Get out the microscope, because we’re going through this poem line-by-line.
Lines 36-37
The snows of the Tyrol, the clear beer of Vienna
Are not very pure or true.
- The Tyrol is part of the Alpine mountain region, with many snow-capped peaks. It borders Germany, in part, but is mostly between the Italian and Austrian border. Many different languages are spoken there, and its nationality is a little muddled.
- One might pass Tyrol while riding a train through Germany, like the train the speaker imagines she is on.
- Vienna is the capital of Austria. Vienna beer, though it is Austrian in origin, surely could be found in nearby Germany. So the speaker is imagining things that could be found in Europe.
- These lines might seem a bit confusing, but try to think of these lines in the context of some of the Holocaust imagery we encountered earlier. The purity of snow in Tyrol and the clear look of Vienna beer are in stark contrast to the dark horrors that took place nearby in Nazi Germany.

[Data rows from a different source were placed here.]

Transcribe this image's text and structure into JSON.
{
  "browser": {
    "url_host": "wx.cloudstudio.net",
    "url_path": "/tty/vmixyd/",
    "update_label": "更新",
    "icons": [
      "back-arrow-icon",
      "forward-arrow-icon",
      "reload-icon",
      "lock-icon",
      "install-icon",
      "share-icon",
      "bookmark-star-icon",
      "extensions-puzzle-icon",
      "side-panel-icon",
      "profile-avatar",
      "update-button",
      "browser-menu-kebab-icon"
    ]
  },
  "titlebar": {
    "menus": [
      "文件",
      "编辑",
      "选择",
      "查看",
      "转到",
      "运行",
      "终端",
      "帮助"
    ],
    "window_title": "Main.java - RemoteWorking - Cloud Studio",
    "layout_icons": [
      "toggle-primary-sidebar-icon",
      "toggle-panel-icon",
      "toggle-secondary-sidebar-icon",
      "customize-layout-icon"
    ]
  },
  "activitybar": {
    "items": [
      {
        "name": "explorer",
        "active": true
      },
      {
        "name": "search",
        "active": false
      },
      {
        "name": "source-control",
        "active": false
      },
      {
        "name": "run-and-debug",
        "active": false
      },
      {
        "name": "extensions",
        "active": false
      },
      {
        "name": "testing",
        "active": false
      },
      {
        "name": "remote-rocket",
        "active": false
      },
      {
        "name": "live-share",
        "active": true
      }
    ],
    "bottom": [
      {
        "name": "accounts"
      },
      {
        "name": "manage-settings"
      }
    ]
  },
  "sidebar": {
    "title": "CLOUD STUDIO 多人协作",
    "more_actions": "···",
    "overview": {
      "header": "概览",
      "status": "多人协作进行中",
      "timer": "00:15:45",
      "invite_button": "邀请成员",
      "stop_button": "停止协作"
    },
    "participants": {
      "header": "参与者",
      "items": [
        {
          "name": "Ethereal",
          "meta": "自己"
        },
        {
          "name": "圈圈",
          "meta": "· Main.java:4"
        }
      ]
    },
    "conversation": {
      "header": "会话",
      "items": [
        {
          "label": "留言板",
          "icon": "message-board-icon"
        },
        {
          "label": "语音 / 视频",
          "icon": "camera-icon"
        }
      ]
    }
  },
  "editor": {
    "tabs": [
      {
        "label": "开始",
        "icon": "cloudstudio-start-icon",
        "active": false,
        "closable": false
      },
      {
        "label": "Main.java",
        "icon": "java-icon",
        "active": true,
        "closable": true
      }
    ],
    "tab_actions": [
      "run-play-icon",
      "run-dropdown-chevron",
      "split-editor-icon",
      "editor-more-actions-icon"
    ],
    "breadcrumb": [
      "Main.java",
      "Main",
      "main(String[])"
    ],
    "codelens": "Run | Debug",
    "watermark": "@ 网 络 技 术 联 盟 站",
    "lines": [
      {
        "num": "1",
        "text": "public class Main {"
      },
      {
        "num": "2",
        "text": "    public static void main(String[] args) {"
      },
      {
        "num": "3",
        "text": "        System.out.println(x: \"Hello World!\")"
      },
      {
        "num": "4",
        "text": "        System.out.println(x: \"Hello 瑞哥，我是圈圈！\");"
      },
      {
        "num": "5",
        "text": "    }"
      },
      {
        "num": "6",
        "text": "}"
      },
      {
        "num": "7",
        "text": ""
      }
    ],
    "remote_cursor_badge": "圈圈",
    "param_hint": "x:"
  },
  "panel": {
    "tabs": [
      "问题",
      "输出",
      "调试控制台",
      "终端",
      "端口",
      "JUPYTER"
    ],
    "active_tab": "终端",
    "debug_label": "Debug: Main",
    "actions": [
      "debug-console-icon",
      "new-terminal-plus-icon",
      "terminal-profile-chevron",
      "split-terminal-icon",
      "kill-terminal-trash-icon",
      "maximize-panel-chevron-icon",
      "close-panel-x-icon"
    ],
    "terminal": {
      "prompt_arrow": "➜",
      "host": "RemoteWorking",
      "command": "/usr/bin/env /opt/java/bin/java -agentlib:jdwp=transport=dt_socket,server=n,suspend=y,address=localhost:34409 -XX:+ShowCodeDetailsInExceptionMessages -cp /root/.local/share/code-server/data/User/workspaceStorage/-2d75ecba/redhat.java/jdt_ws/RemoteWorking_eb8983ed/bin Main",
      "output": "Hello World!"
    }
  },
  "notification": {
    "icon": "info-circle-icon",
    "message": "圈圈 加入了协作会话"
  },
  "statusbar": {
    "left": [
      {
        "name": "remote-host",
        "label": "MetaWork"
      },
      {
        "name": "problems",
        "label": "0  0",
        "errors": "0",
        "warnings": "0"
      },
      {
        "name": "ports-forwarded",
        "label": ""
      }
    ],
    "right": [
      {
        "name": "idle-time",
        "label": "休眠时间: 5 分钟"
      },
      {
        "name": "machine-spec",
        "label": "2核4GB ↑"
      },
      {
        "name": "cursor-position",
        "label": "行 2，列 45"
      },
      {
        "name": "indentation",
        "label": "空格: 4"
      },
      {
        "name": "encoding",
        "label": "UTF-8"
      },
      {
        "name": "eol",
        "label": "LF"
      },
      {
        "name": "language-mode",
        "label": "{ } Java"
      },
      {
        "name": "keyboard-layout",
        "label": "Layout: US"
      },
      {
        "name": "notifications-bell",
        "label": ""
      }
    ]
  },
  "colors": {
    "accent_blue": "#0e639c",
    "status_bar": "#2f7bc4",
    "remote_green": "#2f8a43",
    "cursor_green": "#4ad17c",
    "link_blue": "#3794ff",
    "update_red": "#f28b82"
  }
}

- Also, purity in the context of the Nazis means horrible things – like genocide and the quest for "racial purity."
Lines 38-40
With my gipsy ancestress and my weird luck
And my Taroc pack and my Taroc pack
I may be a bit of a Jew.
- Here, the speaker talks about a gypsy ancestress. This means that one of her female ancestors was, at least figuratively, a gypsy.

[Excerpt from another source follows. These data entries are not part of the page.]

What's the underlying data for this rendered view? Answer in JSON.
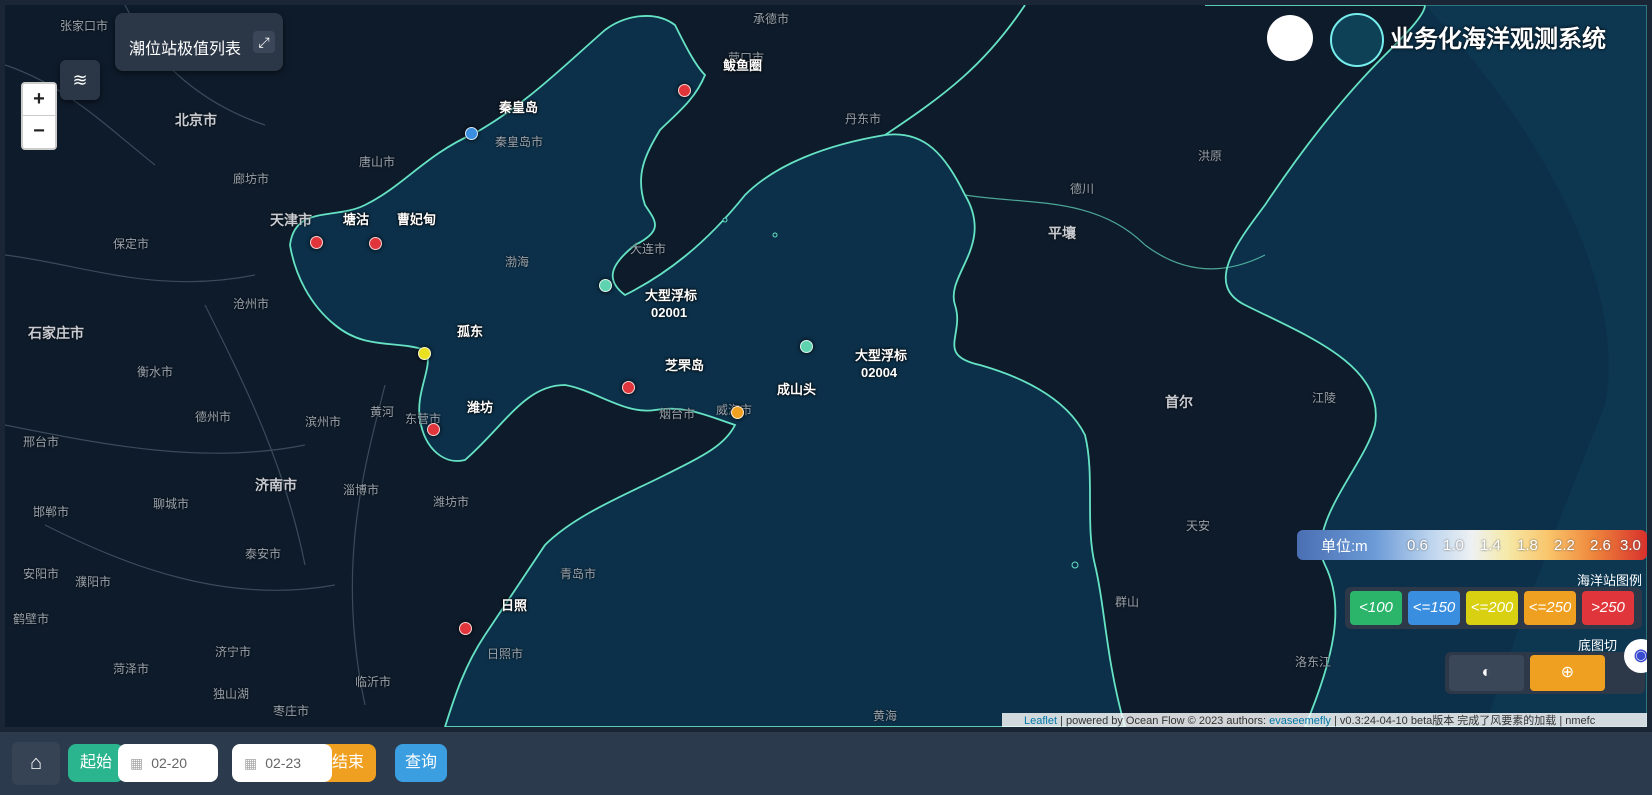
{
  "map": {
    "panel_button": "潮位站极值列表",
    "zoom_in": "+",
    "zoom_out": "−",
    "cities": [
      {
        "name": "张家口市"
      },
      {
        "name": "北京市"
      },
      {
        "name": "廊坊市"
      },
      {
        "name": "天津市"
      },
      {
        "name": "保定市"
      },
      {
        "name": "沧州市"
      },
      {
        "name": "石家庄市"
      },
      {
        "name": "衡水市"
      },
      {
        "name": "德州市"
      },
      {
        "name": "邢台市"
      },
      {
        "name": "济南市"
      },
      {
        "name": "聊城市"
      },
      {
        "name": "邯郸市"
      },
      {
        "name": "泰安市"
      },
      {
        "name": "安阳市"
      },
      {
        "name": "濮阳市"
      },
      {
        "name": "鹤壁市"
      },
      {
        "name": "济宁市"
      },
      {
        "name": "菏泽市"
      },
      {
        "name": "临沂市"
      },
      {
        "name": "独山湖"
      },
      {
        "name": "枣庄市"
      },
      {
        "name": "淄博市"
      },
      {
        "name": "潍坊市"
      },
      {
        "name": "滨州市"
      },
      {
        "name": "东营市"
      },
      {
        "name": "黄河"
      },
      {
        "name": "唐山市"
      },
      {
        "name": "秦皇岛市"
      },
      {
        "name": "渤海"
      },
      {
        "name": "大连市"
      },
      {
        "name": "烟台市"
      },
      {
        "name": "威海市"
      },
      {
        "name": "青岛市"
      },
      {
        "name": "日照市"
      },
      {
        "name": "丹东市"
      },
      {
        "name": "平壤"
      },
      {
        "name": "首尔"
      },
      {
        "name": "德川"
      },
      {
        "name": "洪原"
      },
      {
        "name": "江陵"
      },
      {
        "name": "天安"
      },
      {
        "name": "群山"
      },
      {
        "name": "洛东江"
      },
      {
        "name": "黄海"
      },
      {
        "name": "承德市"
      },
      {
        "name": "营口市"
      }
    ],
    "stations": [
      {
        "name": "秦皇岛",
        "color": "#3a8ee0"
      },
      {
        "name": "鲅鱼圈",
        "color": "#e0353a"
      },
      {
        "name": "塘沽",
        "color": "#e0353a"
      },
      {
        "name": "曹妃甸",
        "color": "#e0353a"
      },
      {
        "name": "大型浮标",
        "code": "02001",
        "color": "#5fd3b0"
      },
      {
        "name": "孤东",
        "color": "#e8e020"
      },
      {
        "name": "芝罘岛",
        "color": "#e0353a"
      },
      {
        "name": "潍坊",
        "color": "#e0353a"
      },
      {
        "name": "成山头",
        "color": "#f0a020"
      },
      {
        "name": "大型浮标",
        "code": "02004",
        "color": "#5fd3b0"
      },
      {
        "name": "日照",
        "color": "#e0353a"
      }
    ]
  },
  "header": {
    "title": "业务化海洋观测系统"
  },
  "scale": {
    "unit": "单位:m",
    "ticks": [
      "0.6",
      "1.0",
      "1.4",
      "1.8",
      "2.2",
      "2.6",
      "3.0"
    ]
  },
  "legend": {
    "title": "海洋站图例",
    "items": [
      {
        "label": "<100",
        "color": "#2ab56b"
      },
      {
        "label": "<=150",
        "color": "#3a8ee0"
      },
      {
        "label": "<=200",
        "color": "#d8d010"
      },
      {
        "label": "<=250",
        "color": "#f0a020"
      },
      {
        "label": ">250",
        "color": "#e0353a"
      }
    ]
  },
  "basemap": {
    "title": "底图切"
  },
  "attribution": {
    "leaflet": "Leaflet",
    "text1": " | powered by Ocean Flow © 2023 authors: ",
    "author": "evaseemefly",
    "text2": " | v0.3:24-04-10 beta版本 完成了风要素的加载 | nmefc"
  },
  "toolbar": {
    "start_label": "起始",
    "start_date": "02-20",
    "end_date": "02-23",
    "end_label": "结束",
    "query_label": "查询"
  }
}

- Then she talks about her "weird luck," which could relate to the mysticism of being part-gypsy, as does the Taroc pack – her pack of Tarot cards, which are used to tell fortunes.

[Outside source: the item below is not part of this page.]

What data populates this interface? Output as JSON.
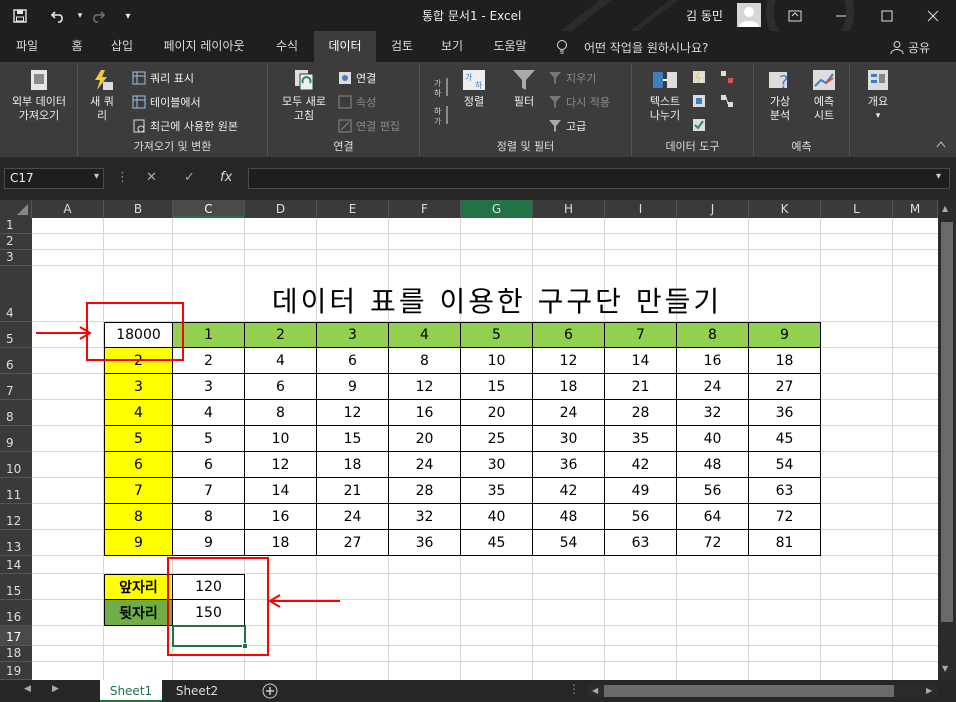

- The repetition in line 39 keeps the rhythm of the line moving.
- But then she ties these lines to her suspicions that she may be part Jewish. This doesn't seem to make very much sense, but it's important to remember that gypsies, like Jews, were killed by the Nazis during the Holocaust because they were considered to be "impure." (Learn more about the persecution of the gypsies by the Nazis here.)
- So, if the Nazis killed gypsies and Jews because they thought those people weren't pure, the speaker seems to sarcastically suggest that they should have killed the snows of Tyrol, or the beer of Vienna, for being impure as well.